The economics of TV stations improved since the advertising downturn that lasted through the Great Recession from 2007 to 2009. Advertising has rebounded, and has historically improved in tandem with economic growth. TV stations have also become a magnet for increasing political ad spending in election years.
The broadcast TV recovery is also made possible by the increasing fees that cable and satellite distributors pay to broadcasters in order to make their stations available on pay TV services. Research firm SNL Kagan expects these fees will more than double from about $2.4 billion last year to $6 billion by 2018. And the increasing use of the Internet to show TV programming on computers and mobile devices has boosted broadcasters' ability to raise new revenue from ads.

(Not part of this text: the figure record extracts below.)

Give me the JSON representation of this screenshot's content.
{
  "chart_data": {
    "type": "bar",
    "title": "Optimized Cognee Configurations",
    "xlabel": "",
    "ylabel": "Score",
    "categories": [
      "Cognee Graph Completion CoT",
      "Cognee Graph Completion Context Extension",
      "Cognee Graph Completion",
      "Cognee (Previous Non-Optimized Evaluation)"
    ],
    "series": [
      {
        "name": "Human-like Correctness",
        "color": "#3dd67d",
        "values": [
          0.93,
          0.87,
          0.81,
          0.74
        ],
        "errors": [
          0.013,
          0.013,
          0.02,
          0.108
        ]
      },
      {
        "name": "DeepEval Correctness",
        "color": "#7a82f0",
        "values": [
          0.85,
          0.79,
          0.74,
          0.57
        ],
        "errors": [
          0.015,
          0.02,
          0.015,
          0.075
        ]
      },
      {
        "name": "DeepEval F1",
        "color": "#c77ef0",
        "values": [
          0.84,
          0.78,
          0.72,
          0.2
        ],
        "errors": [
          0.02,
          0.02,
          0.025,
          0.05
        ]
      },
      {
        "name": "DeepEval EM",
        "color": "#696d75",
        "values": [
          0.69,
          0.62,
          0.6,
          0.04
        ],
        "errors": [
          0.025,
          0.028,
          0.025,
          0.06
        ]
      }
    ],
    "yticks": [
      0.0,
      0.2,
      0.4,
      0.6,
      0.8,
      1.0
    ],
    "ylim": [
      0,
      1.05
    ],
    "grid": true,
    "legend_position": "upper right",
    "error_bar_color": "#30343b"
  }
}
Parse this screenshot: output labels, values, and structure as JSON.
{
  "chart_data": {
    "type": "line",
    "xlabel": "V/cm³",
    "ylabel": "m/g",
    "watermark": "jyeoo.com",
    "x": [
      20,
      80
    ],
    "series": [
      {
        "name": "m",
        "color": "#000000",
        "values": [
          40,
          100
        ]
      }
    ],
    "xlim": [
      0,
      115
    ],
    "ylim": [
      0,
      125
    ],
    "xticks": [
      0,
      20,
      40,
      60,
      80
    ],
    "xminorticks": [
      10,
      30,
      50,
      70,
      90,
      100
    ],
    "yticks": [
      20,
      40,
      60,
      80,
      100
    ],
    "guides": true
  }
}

"The business is the best it's been in a long time," said Edward Atorino, a media company analyst with The Benchmark Co. "I call it a renaissance."
While Tribune's agreement still requires the approval of antitrust authorities and the Federal Communications Commission, company executives expressed confidence that the combination would not breach longstanding rules that prevent one company from owning too many TV stations and newspapers in a particular area.
Currently, companies are not allowed to own stations that cover more than 39 percent of the nation's households, but they get a "50 percent discount" on the coverage of stations that use the higher frequency UHF band.
After the purchase, expected to be complete by the end of the year, Tribune will cover 44 percent of the nation's households, but just 27 percent after applying the UHF rule, estimates Free Press, a media watchdog organization in Washington.
Craig Aaron, the president of Free Press, worries about the greater consolidation of TV stations. When a large operator like Tribune seeks efficiencies by sharing news reports and other programming across different markets, the result could be a decline in the amount of fresh news content, Aaron said. He said some station groups already share weather reports and other programming created at a company's headquarters rather than by local reporters.
"Instead of having local competing news outlets, in market after market, we've got the same cookie-cutter content produced by the same companies," Aaron said. "That's a real loss."
An FCC spokesperson declined to comment.
Financially, the company touted the deal as a big win. Tribune said it expects it to boost its profits immediately and result in more than $100 million in annual cost savings within five years.
Tribune Chief Financial Officer Chandler Bigelow said the company aims to boost the percentage of revenue from pay TV fee payments from around 10 percent of the combined $3.5 billion in annual revenue to around 15 to 20 percent as negotiations proceed over the years. The company also expects annual revenue to get a $100 million advertising bump every other year, during major national elections.
Local TV's holdings include stations in Denver, Cleveland, St. Louis and other major cities. Markets served by Tribune include Chicago, New York, Los Angeles, Philadelphia and Seattle. Tribune also has one radio station, WGN-AM in Chicago. Tribune will get seven additional Fox stations, and will become the top Fox affiliate nationwide with 14. It will become a CBS partner for the first time, as it adds five of the network's affiliates.
Tribune said it has received committed financing of up to $4.1 billion and expects the deal will be financed through a combination of debt financing and cash on hand.